Alla fine mi sentirei di dire che la regìa esageri un filino, portando la gustosa commedia di Boito-Verdi ai confini dell’avanspettacolo. Ma in complesso: ci ha fatto comunque divertire, proprio come voleva Verdi. E ciò, per stavolta, basta e avanza per farcela digerire (smile!)

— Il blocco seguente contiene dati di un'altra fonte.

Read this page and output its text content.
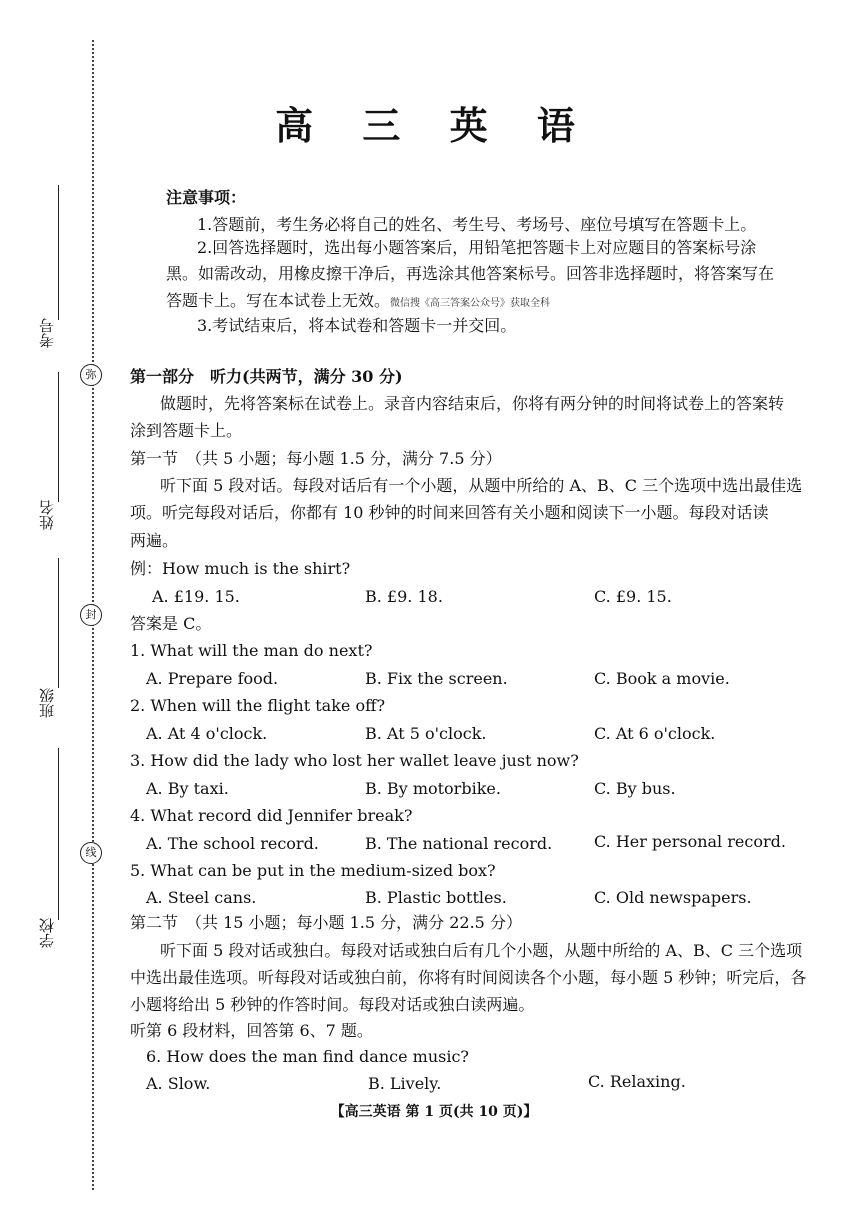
弥
封
线
考号
姓名
班级
学校
高 三 英 语
注意事项：
1.答题前，考生务必将自己的姓名、考生号、考场号、座位号填写在答题卡上。
2.回答选择题时，选出每小题答案后，用铅笔把答题卡上对应题目的答案标号涂
黑。如需改动，用橡皮擦干净后，再选涂其他答案标号。回答非选择题时，将答案写在
答题卡上。写在本试卷上无效。微信搜《高三答案公众号》获取全科
3.考试结束后，将本试卷和答题卡一并交回。
第一部分　听力(共两节，满分 30 分)
做题时，先将答案标在试卷上。录音内容结束后，你将有两分钟的时间将试卷上的答案转
涂到答题卡上。
第一节　（共 5 小题；每小题 1.5 分，满分 7.5 分）
听下面 5 段对话。每段对话后有一个小题，从题中所给的 A、B、C 三个选项中选出最佳选
项。听完每段对话后，你都有 10 秒钟的时间来回答有关小题和阅读下一小题。每段对话读
两遍。
例：How much is the shirt?
A. £19. 15.	B. £9. 18.	C. £9. 15.
答案是 C。
1. What will the man do next?
A. Prepare food.	B. Fix the screen.	C. Book a movie.
2. When will the flight take off?
A. At 4 o'clock.	B. At 5 o'clock.	C. At 6 o'clock.
3. How did the lady who lost her wallet leave just now?
A. By taxi.	B. By motorbike.	C. By bus.
4. What record did Jennifer break?
A. The school record.	B. The national record.	C. Her personal record.
5. What can be put in the medium-sized box?
A. Steel cans.	B. Plastic bottles.	C. Old newspapers.
第二节　（共 15 小题；每小题 1.5 分，满分 22.5 分）
听下面 5 段对话或独白。每段对话或独白后有几个小题，从题中所给的 A、B、C 三个选项
中选出最佳选项。听每段对话或独白前，你将有时间阅读各个小题，每小题 5 秒钟；听完后，各
小题将给出 5 秒钟的作答时间。每段对话或独白读两遍。
听第 6 段材料，回答第 6、7 题。
6. How does the man find dance music?
A. Slow.	B. Lively.	C. Relaxing.
【高三英语 第 1 页(共 10 页)】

Alla fine mi sentirei di dire che la regìa esageri un filino, portando la gustosa commedia di Boito-Verdi ai confini dell’avanspettacolo. Ma in complesso: ci ha fatto comunque divertire, proprio come voleva Verdi. E ciò, per stavolta, basta e avanza per farcela digerire (smile!)
5 commenti:
Ciao Daland, ho letto con la consueta attenzione il tuo articolo che mi pare confermi la buona riuscita generale dello spettacolo, anche nella parte musicale che è quella che m'interessa di più.
Purtroppo non ho ascoltato neanche una nota di questo Falstaff (la registrazione giace sul desktop), spero nei prossimi giorni di riuscire a sentirla.
Ovviamente sono particolarmnete felice della prestazione della Barcellona, mia stimatissima concittadina, che so essersi preparata con grande cura per questa parte così impegnativa.
Ciao!
@Amfortas
In effetti, come ho scritto, mi è parso che la parte musicale sia migliorata rispetto alla "prima" (con tutte le riserve dell'ascolto audio).
La Danielona è un po' "fuori taglia" rispetto alle Quickly tradizionalmente minute e tutto pepe (lei ovviamente è perfetta nei Tancredi, Sigismondi e simili...) però ha fatto un figurone e soprattutto ha cantato bene!
Vedremo come se la caverà nel "Don fatale"...
Ciao!
Effettivamente l'affermazione di Carsen sulla caccia può avere senso solo se il riferimento era al testo "originale" di Shakespeare, probabilmente i traduttori hanno contribuito al danno.
@Alberto
Sì, ma anche lì (parlo delle Merry wives) il riferimento è piuttosto labile. Negli "Enrichi" c'è pure qualcosa.
Resta il fatto che oggi se un regista non inventa a tutti i costi qualcosa di nuovo o strano rispetto al libretto passa per un "custode di musei"!
Grazie, ciao!
Pensavo agli Enrichi sì, comunque ho fatto caso al libretto ci sono proprio 2-3 riferimenti alla caccia ma poca roba. Certo Carsen ormai ha da difendere la sua nomea di stralunatore, e tutto sommato direi che questo Falstaff possa avere più aspetti positivi che negativi.